The ability to respond to changing demand is crucial. For instance, fashion trends can change overnight and when that happens, it could dramatically reduce the demand for and value of that item resulting in obsolete inventory. Likewise, if a new fashion trend kicks off and there is not enough inventory available to satisfy demand the result is loss of sales. The implication is that supply needs to be flexible enough to ramp up or down to meet fluctuating demand, including allowing shipments to be diverted or expedited at short notice.
The logistics industry continues to mature and respond to these changes. Increasing sophistication in 3PL, 4PL and e-freight marketplaces play an important role in helping to organise and streamline interaction between point-of-sale and freight providers.
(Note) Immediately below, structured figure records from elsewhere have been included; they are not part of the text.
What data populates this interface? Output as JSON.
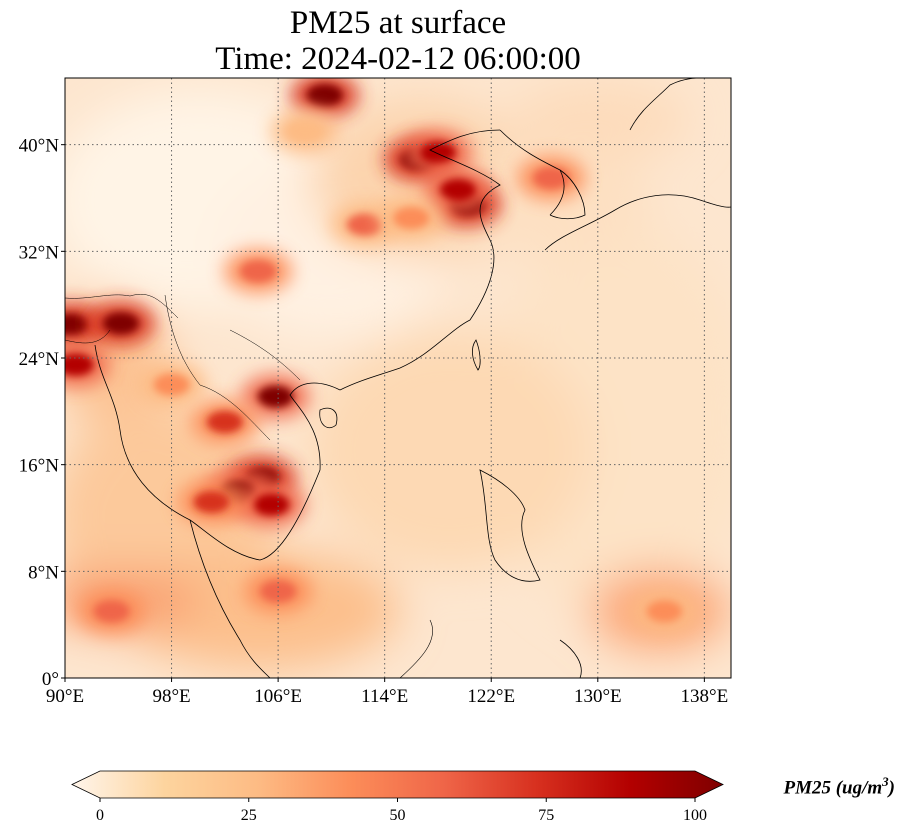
{
  "title": {
    "line1": "PM25 at surface",
    "line2": "Time: 2024-02-12 06:00:00"
  },
  "map": {
    "lon_range": [
      90,
      140
    ],
    "lat_range": [
      0,
      45
    ],
    "lon_ticks": [
      {
        "value": 90,
        "label": "90°E"
      },
      {
        "value": 98,
        "label": "98°E"
      },
      {
        "value": 106,
        "label": "106°E"
      },
      {
        "value": 114,
        "label": "114°E"
      },
      {
        "value": 122,
        "label": "122°E"
      },
      {
        "value": 130,
        "label": "130°E"
      },
      {
        "value": 138,
        "label": "138°E"
      }
    ],
    "lat_ticks": [
      {
        "value": 0,
        "label": "0°"
      },
      {
        "value": 8,
        "label": "8°N"
      },
      {
        "value": 16,
        "label": "16°N"
      },
      {
        "value": 24,
        "label": "24°N"
      },
      {
        "value": 32,
        "label": "32°N"
      },
      {
        "value": 40,
        "label": "40°N"
      }
    ],
    "gridlines": true,
    "hotspots": [
      {
        "lon": 109.5,
        "lat": 43.7,
        "value": 100
      },
      {
        "lon": 116.5,
        "lat": 38.9,
        "value": 100
      },
      {
        "lon": 118.0,
        "lat": 39.4,
        "value": 90
      },
      {
        "lon": 120.2,
        "lat": 35.5,
        "value": 100
      },
      {
        "lon": 119.5,
        "lat": 36.6,
        "value": 80
      },
      {
        "lon": 104.8,
        "lat": 15.0,
        "value": 100
      },
      {
        "lon": 103.0,
        "lat": 14.0,
        "value": 95
      },
      {
        "lon": 105.5,
        "lat": 13.0,
        "value": 85
      },
      {
        "lon": 101.0,
        "lat": 13.2,
        "value": 75
      },
      {
        "lon": 90.4,
        "lat": 26.5,
        "value": 100
      },
      {
        "lon": 94.2,
        "lat": 26.6,
        "value": 100
      },
      {
        "lon": 90.8,
        "lat": 23.5,
        "value": 80
      },
      {
        "lon": 105.8,
        "lat": 21.1,
        "value": 95
      },
      {
        "lon": 102.0,
        "lat": 19.2,
        "value": 65
      },
      {
        "lon": 93.5,
        "lat": 5.0,
        "value": 55
      },
      {
        "lon": 106.0,
        "lat": 6.5,
        "value": 60
      },
      {
        "lon": 104.5,
        "lat": 30.5,
        "value": 60
      },
      {
        "lon": 112.5,
        "lat": 34.0,
        "value": 50
      },
      {
        "lon": 116.0,
        "lat": 34.5,
        "value": 45
      },
      {
        "lon": 126.5,
        "lat": 37.5,
        "value": 55
      },
      {
        "lon": 108.0,
        "lat": 41.0,
        "value": 35
      },
      {
        "lon": 98.0,
        "lat": 22.0,
        "value": 45
      },
      {
        "lon": 135.0,
        "lat": 5.0,
        "value": 40
      }
    ]
  },
  "colorbar": {
    "min": 0,
    "max": 100,
    "ticks": [
      0,
      25,
      50,
      75,
      100
    ],
    "colors": [
      "#fff5eb",
      "#fdd49e",
      "#fdbb84",
      "#fc8d59",
      "#ef6548",
      "#d7301f",
      "#b30000",
      "#7f0000"
    ],
    "label": "PM25 (ug/m",
    "label_sup": "3",
    "label_end": ")",
    "extend": "both"
  }
}
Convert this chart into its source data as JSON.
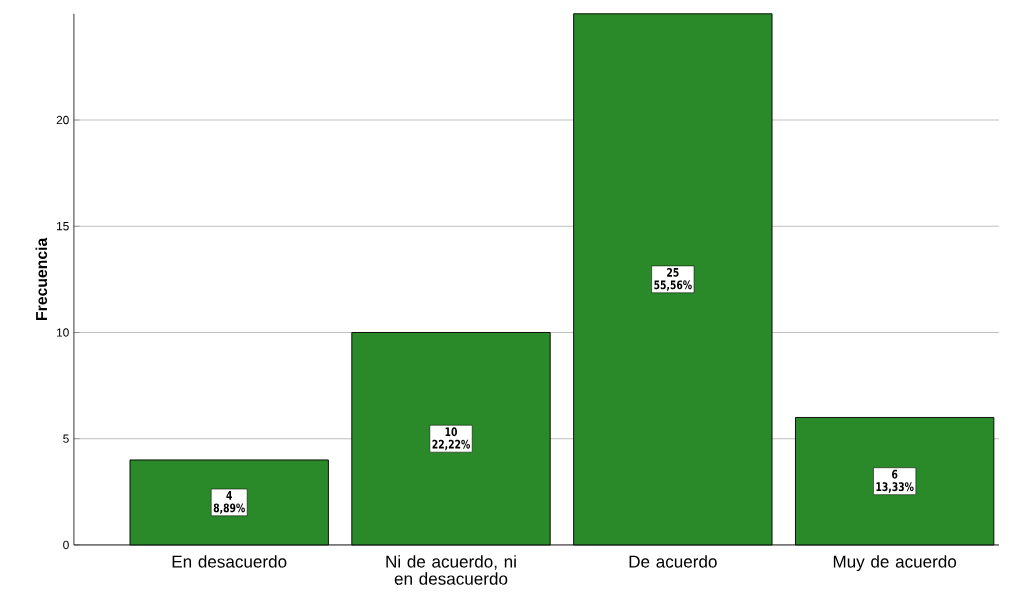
{
  "chart_data": {
    "type": "bar",
    "ylabel": "Frecuencia",
    "categories": [
      "En desacuerdo",
      "Ni de acuerdo, ni en desacuerdo",
      "De acuerdo",
      "Muy de acuerdo"
    ],
    "values": [
      4,
      10,
      25,
      6
    ],
    "color": "#2a8a2a",
    "ylim": [
      0,
      25
    ],
    "yticks": [
      0,
      5,
      10,
      15,
      20
    ],
    "grid": "y",
    "data_labels": true,
    "annotations": [
      {
        "text": "8,89%",
        "x": "En desacuerdo",
        "y": 2
      },
      {
        "text": "22,22%",
        "x": "Ni de acuerdo, ni en desacuerdo",
        "y": 5
      },
      {
        "text": "55,56%",
        "x": "De acuerdo",
        "y": 12.5
      },
      {
        "text": "13,33%",
        "x": "Muy de acuerdo",
        "y": 3
      }
    ]
  }
}
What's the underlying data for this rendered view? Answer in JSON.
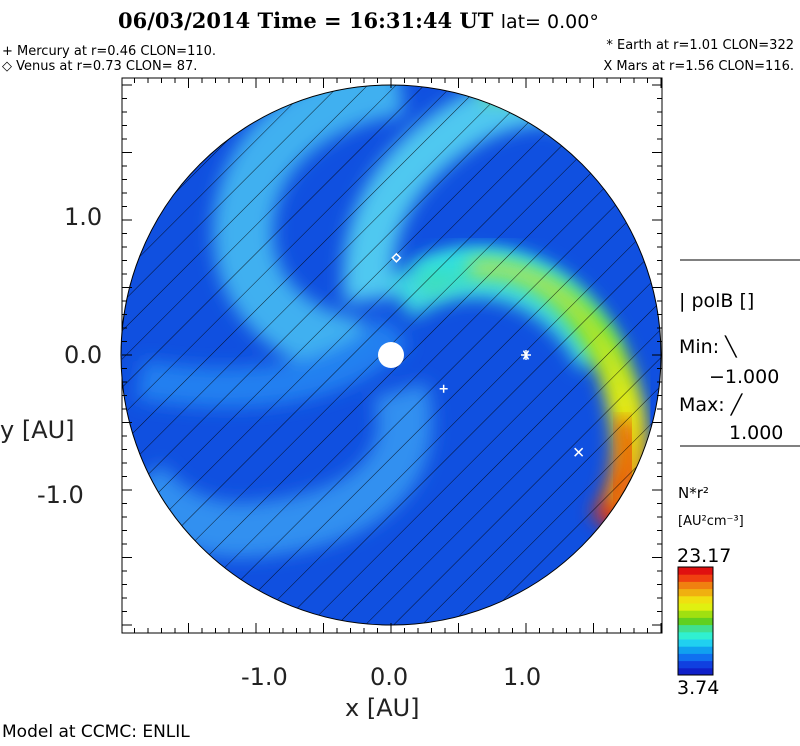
{
  "header": {
    "title": "06/03/2014 Time = 16:31:44 UT",
    "lat": "lat= 0.00°"
  },
  "legend": {
    "mercury": "+ Mercury at r=0.46 CLON=110.",
    "venus": "◇ Venus at r=0.73 CLON= 87.",
    "earth": "* Earth at  r=1.01 CLON=322",
    "mars": "X Mars at r=1.56 CLON=116."
  },
  "polarity": {
    "label": "| polB []",
    "min_label": "Min: ╲",
    "min_value": "−1.000",
    "max_label": "Max: ╱",
    "max_value": "1.000"
  },
  "colorbar": {
    "quantity": "N*r²",
    "units": "[AU²cm⁻³]",
    "max": "23.17",
    "min": "3.74",
    "colors": [
      "#1020c8",
      "#1040e0",
      "#1070f0",
      "#10a0f0",
      "#20d0f0",
      "#30f0d0",
      "#40e090",
      "#60d020",
      "#a0e010",
      "#e0f010",
      "#f0e010",
      "#f0b010",
      "#f08010",
      "#f04010",
      "#e01010"
    ]
  },
  "footer": "Model at CCMC: ENLIL",
  "chart_data": {
    "type": "heatmap",
    "title": "06/03/2014 Time = 16:31:44 UT lat= 0.00°",
    "xlabel": "x [AU]",
    "ylabel": "y [AU]",
    "xlim": [
      -2.0,
      2.0
    ],
    "ylim": [
      -2.0,
      2.0
    ],
    "xticks": [
      "-1.0",
      "0.0",
      "1.0"
    ],
    "yticks": [
      "1.0",
      "0.0",
      "-1.0"
    ],
    "xtick_values": [
      -1.0,
      0.0,
      1.0
    ],
    "ytick_values": [
      1.0,
      0.0,
      -1.0
    ],
    "value_range": [
      3.74,
      23.17
    ],
    "planets": [
      {
        "name": "Mercury",
        "symbol": "+",
        "x": 0.39,
        "y": -0.25
      },
      {
        "name": "Venus",
        "symbol": "◇",
        "x": 0.04,
        "y": 0.72
      },
      {
        "name": "Earth",
        "symbol": "*",
        "x": 1.0,
        "y": 0.0
      },
      {
        "name": "Mars",
        "symbol": "x",
        "x": 1.39,
        "y": -0.72
      }
    ]
  }
}
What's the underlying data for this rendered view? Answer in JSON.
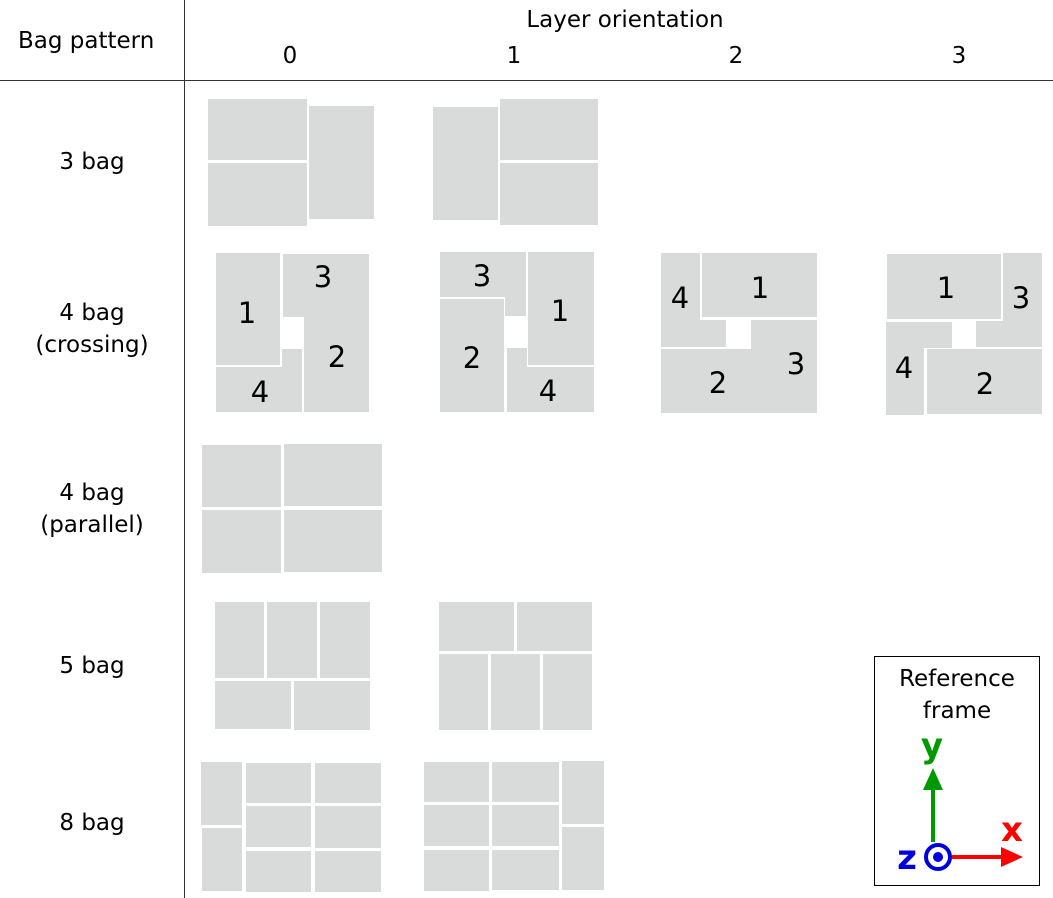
{
  "header": {
    "row_header": "Bag pattern",
    "col_header": "Layer orientation",
    "orientations": [
      "0",
      "1",
      "2",
      "3"
    ]
  },
  "rows": [
    {
      "label_line1": "3 bag",
      "label_line2": ""
    },
    {
      "label_line1": "4 bag",
      "label_line2": "(crossing)"
    },
    {
      "label_line1": "4 bag",
      "label_line2": "(parallel)"
    },
    {
      "label_line1": "5 bag",
      "label_line2": ""
    },
    {
      "label_line1": "8 bag",
      "label_line2": ""
    }
  ],
  "crossing_labels": [
    "1",
    "2",
    "3",
    "4"
  ],
  "reference_frame": {
    "title_line1": "Reference",
    "title_line2": "frame",
    "x_label": "x",
    "y_label": "y",
    "z_label": "z",
    "x_color": "#ff0000",
    "y_color": "#009900",
    "z_color": "#0000dd"
  },
  "bag_color": "#d9dbda"
}
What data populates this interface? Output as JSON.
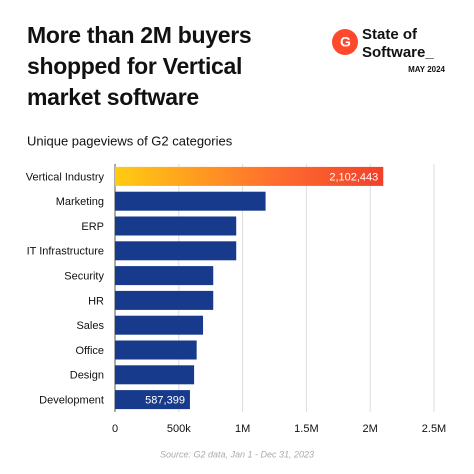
{
  "chart_data": {
    "type": "hbar",
    "title": "More than 2M buyers shopped for Vertical market software",
    "subtitle": "Unique pageviews of G2 categories",
    "brand_lines": [
      "State of",
      "Software_"
    ],
    "date": "MAY 2024",
    "source": "Source: G2 data, Jan 1 - Dec 31, 2023",
    "categories": [
      "Vertical Industry",
      "Marketing",
      "ERP",
      "IT Infrastructure",
      "Security",
      "HR",
      "Sales",
      "Office",
      "Design",
      "Development"
    ],
    "values": [
      2102443,
      1180000,
      950000,
      950000,
      770000,
      770000,
      690000,
      640000,
      620000,
      587399
    ],
    "value_labels": [
      "2,102,443",
      null,
      null,
      null,
      null,
      null,
      null,
      null,
      null,
      "587,399"
    ],
    "color": "#173a8c",
    "highlight": 0,
    "highlight_colors": [
      "#ffcc12",
      "#ff6d2e",
      "#f0412b"
    ],
    "xlim": [
      0,
      2500000
    ],
    "xticks": [
      0,
      {
        "value": 500000,
        "label": "500k"
      },
      {
        "value": 1000000,
        "label": "1M"
      },
      {
        "value": 1500000,
        "label": "1.5M"
      },
      {
        "value": 2000000,
        "label": "2M"
      },
      {
        "value": 2500000,
        "label": "2.5M"
      }
    ],
    "grid": true
  }
}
Cloud-based integrated logistics and warehouse management systems are becoming easier to use, implement and integrate.
Real-time visibility is critical
To compete, smaller players must be able to match the system capability of larger organisations by deploying modern systems that offer real-time visibility of stock and order status, robust and secure ordering and payment options, all partnered with reliable and cost competitive delivery options.
Speed is of the essence. The same truck or courier may well deliver competitors’ products, so competitive advantage comes down to who can get the right product on the first delivery. Effectively, both data accuracy and availability has become a fundamental success factor and differentiator between competitors.
Real-time visibility of your own data, as well as the data of suppliers and supply chain partners can be either hugely beneficial, or a major disadvantage without it.
Cloud computing changing the game
The ability for companies to effectively run a very efficient supply chain to manage all of these ecosystems really relies on their ability to interconnect immediately and have complete visibility of the entire business in real-time, which you can only do with technology via the internet. That means operating your entire supply chain from one system on the internet – giving you deep, and up to the minute visibility of every interaction, transaction and relationship occurring in your business in every market, anywhere in the world.
From small regional or niche retailers to multi-million dollar global giants, cloud technology is revolutionising how the industry engages with trading partners, monitors performance and identifies opportunities for improvement. It plays a crucial role in helping Australian retailers achieve supply chain success.
As supply chains continue to be challenged by changing disruptive forces, there is little doubt that by investing in the latest cloud-based technologies, retailers will be in a far better position to compete and survive.